Treatment with the hu3S193 antibody proved to be safe and well-tolerated. The adverse events potentially related to the study treatment were mostly low-grade and manageable, consisting mainly of headaches, cough, musculoskeletal pain, nausea, and vomiting. No serious adverse events mediated by the immune system were observed.
It is important to note that significant changes in the treatment of hormone receptor-positive BC occurred after the conclusion of this study because of the advent of CDK inhibitors, as mentioned previously. The benefit of combining these drugs with ET has been demonstrated in both first-line and second-line settings (4-9). Three drugs of this class (palbociclib, ribociclib, and abemaciclib) have changed the treatment algorithm for advanced or metastatic estrogen receptor-positive BC and have been incorporated into clinical practice in many countries following robust improvements in progression-free survival rates (28).
In conclusion, the anti-Lewis Y antibody, hu3S193, exhibited insufficient efficacy in patients with advanced hormone receptor-positive and Lewis-Y antigen-positive BC that progressed after ET was administered. Its potential efficacy in patients with increased Lewis-Y antigen tumoral expression cannot be ruled out. No relevant toxicity with hu3s193 was observed.

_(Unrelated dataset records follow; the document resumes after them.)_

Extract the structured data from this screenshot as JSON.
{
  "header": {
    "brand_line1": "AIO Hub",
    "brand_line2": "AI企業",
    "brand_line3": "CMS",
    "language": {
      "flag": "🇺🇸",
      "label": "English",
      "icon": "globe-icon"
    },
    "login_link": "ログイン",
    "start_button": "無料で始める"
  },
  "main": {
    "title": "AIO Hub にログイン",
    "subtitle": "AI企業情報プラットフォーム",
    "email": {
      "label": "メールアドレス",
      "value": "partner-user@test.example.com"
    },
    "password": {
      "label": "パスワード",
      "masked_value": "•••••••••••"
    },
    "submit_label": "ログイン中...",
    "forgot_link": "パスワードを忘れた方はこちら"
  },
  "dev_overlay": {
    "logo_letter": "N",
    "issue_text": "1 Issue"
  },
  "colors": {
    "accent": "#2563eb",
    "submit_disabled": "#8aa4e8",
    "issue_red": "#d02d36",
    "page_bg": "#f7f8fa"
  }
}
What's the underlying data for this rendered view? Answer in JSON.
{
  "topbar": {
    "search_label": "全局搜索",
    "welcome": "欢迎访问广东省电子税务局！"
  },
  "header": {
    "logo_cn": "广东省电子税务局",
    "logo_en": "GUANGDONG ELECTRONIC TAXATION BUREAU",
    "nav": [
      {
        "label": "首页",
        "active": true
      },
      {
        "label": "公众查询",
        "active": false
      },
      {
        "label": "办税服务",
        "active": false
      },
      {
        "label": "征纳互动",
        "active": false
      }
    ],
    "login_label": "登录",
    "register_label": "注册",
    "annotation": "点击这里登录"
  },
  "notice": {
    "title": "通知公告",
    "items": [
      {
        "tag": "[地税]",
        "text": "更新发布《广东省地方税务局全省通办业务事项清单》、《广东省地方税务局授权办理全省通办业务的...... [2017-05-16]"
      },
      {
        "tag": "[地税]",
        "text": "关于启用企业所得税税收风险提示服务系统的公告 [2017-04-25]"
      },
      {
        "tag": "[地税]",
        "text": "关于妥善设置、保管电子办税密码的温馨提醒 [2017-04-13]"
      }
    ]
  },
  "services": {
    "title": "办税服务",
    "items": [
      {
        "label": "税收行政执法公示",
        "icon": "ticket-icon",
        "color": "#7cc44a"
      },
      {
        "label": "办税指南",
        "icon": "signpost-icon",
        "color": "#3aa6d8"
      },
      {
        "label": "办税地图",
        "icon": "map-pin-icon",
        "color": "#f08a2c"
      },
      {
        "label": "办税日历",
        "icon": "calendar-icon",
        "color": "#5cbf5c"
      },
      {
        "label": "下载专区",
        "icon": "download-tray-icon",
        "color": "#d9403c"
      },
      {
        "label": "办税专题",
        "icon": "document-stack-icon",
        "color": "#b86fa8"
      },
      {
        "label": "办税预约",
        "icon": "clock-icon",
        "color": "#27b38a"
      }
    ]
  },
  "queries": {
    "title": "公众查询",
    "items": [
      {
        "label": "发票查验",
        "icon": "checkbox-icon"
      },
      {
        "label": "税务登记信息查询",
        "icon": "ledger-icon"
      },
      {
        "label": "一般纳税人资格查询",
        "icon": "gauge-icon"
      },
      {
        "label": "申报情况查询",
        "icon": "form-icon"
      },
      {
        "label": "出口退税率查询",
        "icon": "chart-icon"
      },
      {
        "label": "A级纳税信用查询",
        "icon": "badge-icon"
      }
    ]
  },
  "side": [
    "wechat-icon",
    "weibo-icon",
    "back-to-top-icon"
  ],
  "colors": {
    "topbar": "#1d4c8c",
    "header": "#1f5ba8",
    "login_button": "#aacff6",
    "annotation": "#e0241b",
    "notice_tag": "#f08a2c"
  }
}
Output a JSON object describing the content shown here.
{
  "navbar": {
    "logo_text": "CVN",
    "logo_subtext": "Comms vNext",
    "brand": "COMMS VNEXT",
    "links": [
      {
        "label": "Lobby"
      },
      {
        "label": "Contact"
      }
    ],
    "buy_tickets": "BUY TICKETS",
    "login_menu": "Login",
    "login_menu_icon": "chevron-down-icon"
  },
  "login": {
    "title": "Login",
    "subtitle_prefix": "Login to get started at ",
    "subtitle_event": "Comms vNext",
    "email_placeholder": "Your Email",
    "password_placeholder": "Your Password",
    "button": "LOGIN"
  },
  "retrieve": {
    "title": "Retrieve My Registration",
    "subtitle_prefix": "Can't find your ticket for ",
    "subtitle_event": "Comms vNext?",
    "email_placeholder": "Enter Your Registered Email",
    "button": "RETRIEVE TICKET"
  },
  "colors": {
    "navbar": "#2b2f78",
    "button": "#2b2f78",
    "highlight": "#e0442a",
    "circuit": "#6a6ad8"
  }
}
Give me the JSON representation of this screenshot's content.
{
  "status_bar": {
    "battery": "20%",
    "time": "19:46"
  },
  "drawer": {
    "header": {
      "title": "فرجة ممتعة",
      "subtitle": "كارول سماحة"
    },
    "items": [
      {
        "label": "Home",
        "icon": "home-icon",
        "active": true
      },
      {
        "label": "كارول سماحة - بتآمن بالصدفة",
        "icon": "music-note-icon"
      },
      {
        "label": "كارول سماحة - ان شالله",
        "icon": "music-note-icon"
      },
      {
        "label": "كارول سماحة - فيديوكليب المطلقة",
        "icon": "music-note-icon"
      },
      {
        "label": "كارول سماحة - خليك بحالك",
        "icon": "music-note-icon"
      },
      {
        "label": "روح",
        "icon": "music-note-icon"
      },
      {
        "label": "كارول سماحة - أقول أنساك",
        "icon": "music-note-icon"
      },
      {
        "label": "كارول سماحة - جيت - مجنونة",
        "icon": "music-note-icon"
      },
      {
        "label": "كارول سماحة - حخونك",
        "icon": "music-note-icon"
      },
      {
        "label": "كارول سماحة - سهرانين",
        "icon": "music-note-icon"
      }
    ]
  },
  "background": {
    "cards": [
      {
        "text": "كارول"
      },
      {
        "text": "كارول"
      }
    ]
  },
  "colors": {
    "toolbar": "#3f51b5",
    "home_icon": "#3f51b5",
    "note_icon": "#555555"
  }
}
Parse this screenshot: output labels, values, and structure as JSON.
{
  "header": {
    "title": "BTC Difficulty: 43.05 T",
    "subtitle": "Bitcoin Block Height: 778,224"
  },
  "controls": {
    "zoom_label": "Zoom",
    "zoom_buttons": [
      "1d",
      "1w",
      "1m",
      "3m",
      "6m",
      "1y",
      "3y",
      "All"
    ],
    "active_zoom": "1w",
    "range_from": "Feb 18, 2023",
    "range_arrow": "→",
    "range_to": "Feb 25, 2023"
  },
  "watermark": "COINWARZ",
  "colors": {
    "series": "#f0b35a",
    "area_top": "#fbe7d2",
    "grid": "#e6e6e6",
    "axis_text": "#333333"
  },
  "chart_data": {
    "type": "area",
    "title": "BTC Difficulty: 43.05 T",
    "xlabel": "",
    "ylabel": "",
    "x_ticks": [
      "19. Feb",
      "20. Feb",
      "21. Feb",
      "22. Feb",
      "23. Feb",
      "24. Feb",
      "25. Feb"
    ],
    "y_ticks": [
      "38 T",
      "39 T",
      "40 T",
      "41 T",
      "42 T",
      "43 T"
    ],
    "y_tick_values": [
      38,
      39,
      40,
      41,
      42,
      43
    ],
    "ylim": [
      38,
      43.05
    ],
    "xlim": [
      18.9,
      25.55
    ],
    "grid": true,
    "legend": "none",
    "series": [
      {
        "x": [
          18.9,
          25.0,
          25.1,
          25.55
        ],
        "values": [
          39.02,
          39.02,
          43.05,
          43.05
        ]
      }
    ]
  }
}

AUTHOR CONTRIBUTIONSTesta L, Mano M, Arai RJ, Smaletz O and Hoff PM were responsible for the concept and design. Testa L, Mano M, Serrano SV, Zorzetto MMC, Crocamo S and Freitas-Junior R were responsible for the patient recruitment. Testa L, Mano M, Arai RJ, Bonadio RC and Hoff PM were responsible for the data acquisition and analysis. Testa L, Mano M, Arai RJ, Bonadio RC and Freitas-Junior R were responsible for the manuscript writing. All of the authors read and approved the final version of the manuscript.
We acknowledge all patients for their participation in this study. We also thank Juliana Guimarães, Debora Pupo da Fonseca Silveira, Elaine de Santana Longo, Indrani Majunder, Vivian Madrigal, and Mariana Nigro Fiuza for their invaluable clinical operations support. This work received financial support from the Brazilian National Council of Scientific and Technology Development (CNPq), grant number 52/2009.
RCB received financial support for educational programs from AstraZeneca and for attending symposia from Roche and AstraZeneca, and personal fees for expert testimony from Aché. All other authors have no conflicts of interest to disclose.